Another highlight of the museums are the “Vatican Stanze” which are the apartments of Julius II (1503-1513) who did not want to live in the rooms inhabited by his predecessor Alexander VI so he moved to the floor above. Affectionately known as the Raphael Rooms, Julius II gave him complete authority to remove the previous frescoes. The name Raphael should ring a bell for students as he was a noteworthy Italian Renaissance painter and architect. The museums hold numerous works by him which are all simply incredible! I’ve highlighted a few museums but that doesn’t even begin to scratch the surface!
There’s the Egyptian Museum, Chiaramonti Museum, Braccio Nuovo, Etruscan Museum, Chariot Room, Candelabra Gallery, Pius V’s Apartments, Sobieski Room, Raphael’s Loggia, Borgia Apartments, the famed Sistine Chapel (more on that in a future blog post), Apostolic Library, Christian Museum, Gregorian Museum, Museum of Ethnology, and the Carriage Museum.
But wait, there’s more…
My two favorite galleries are the Tapestry Gallery and Gallery of Maps.
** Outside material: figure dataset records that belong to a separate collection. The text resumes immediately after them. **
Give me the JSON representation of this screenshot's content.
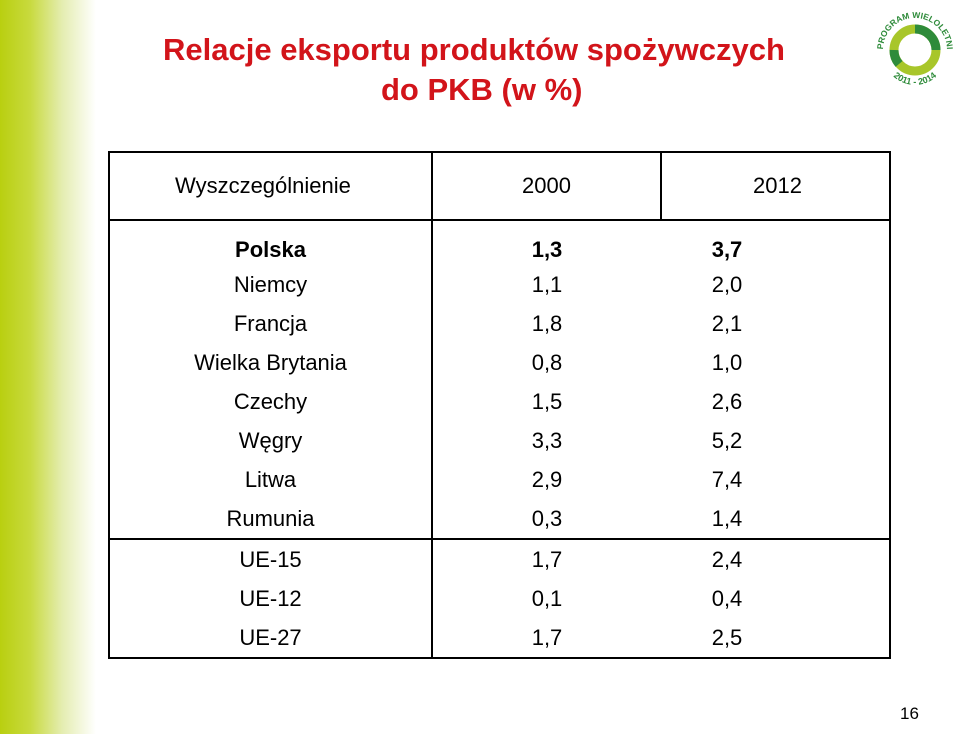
{
  "slide": {
    "title_line1": "Relacje eksportu produktów spożywczych",
    "title_line2": "do PKB (w %)",
    "page_number": "16"
  },
  "logo": {
    "text_top": "PROGRAM WIELOLETNI",
    "text_bottom": "2011 - 2014"
  },
  "table": {
    "headers": [
      "Wyszczególnienie",
      "2000",
      "2012"
    ],
    "rows": [
      {
        "label": "Polska",
        "y2000": "1,3",
        "y2012": "3,7"
      },
      {
        "label": "Niemcy",
        "y2000": "1,1",
        "y2012": "2,0"
      },
      {
        "label": "Francja",
        "y2000": "1,8",
        "y2012": "2,1"
      },
      {
        "label": "Wielka Brytania",
        "y2000": "0,8",
        "y2012": "1,0"
      },
      {
        "label": "Czechy",
        "y2000": "1,5",
        "y2012": "2,6"
      },
      {
        "label": "Węgry",
        "y2000": "3,3",
        "y2012": "5,2"
      },
      {
        "label": "Litwa",
        "y2000": "2,9",
        "y2012": "7,4"
      },
      {
        "label": "Rumunia",
        "y2000": "0,3",
        "y2012": "1,4"
      },
      {
        "label": "UE-15",
        "y2000": "1,7",
        "y2012": "2,4"
      },
      {
        "label": "UE-12",
        "y2000": "0,1",
        "y2012": "0,4"
      },
      {
        "label": "UE-27",
        "y2000": "1,7",
        "y2012": "2,5"
      }
    ]
  },
  "colors": {
    "title": "#d2141a",
    "band": "#b9cf10",
    "logo_green": "#2e8b3a",
    "logo_lime": "#a8c62a"
  }
}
Starting with the tapestries, they are some of the most detailed and beautiful tapestries in the world! The Flemish tapestries were woven in Brussels from drawings by Raphael’s followers. They first hung in the Sistine Chapel in 1531, but were later moved to the present gallery in 1838. The splendid Gallery of Maps is frescoed with forty maps showing lands belonging to the Catholic Church and Italy’s most important cities. Painted between 1580 and 1585 under the supervision of famed geographer, Ignazio Santi, the maps are the world’s largest pictorial study in geography. They represent topographical and historical maps of Italy through the centuries. Truly fascinating!
There are so many reasons I could give you on why you should visit the Vatican Museums on your educational tour but we could be here a good part of the day. Just trust me when I say you should not miss this magnificent complex! Whether you’re a history, art, or language student, the Vatican Museums have something for everybody. You’ll learn a wealth of information that you can digest as you enter the quiet of St. Peter’s Basilica and reflect on what you just saw.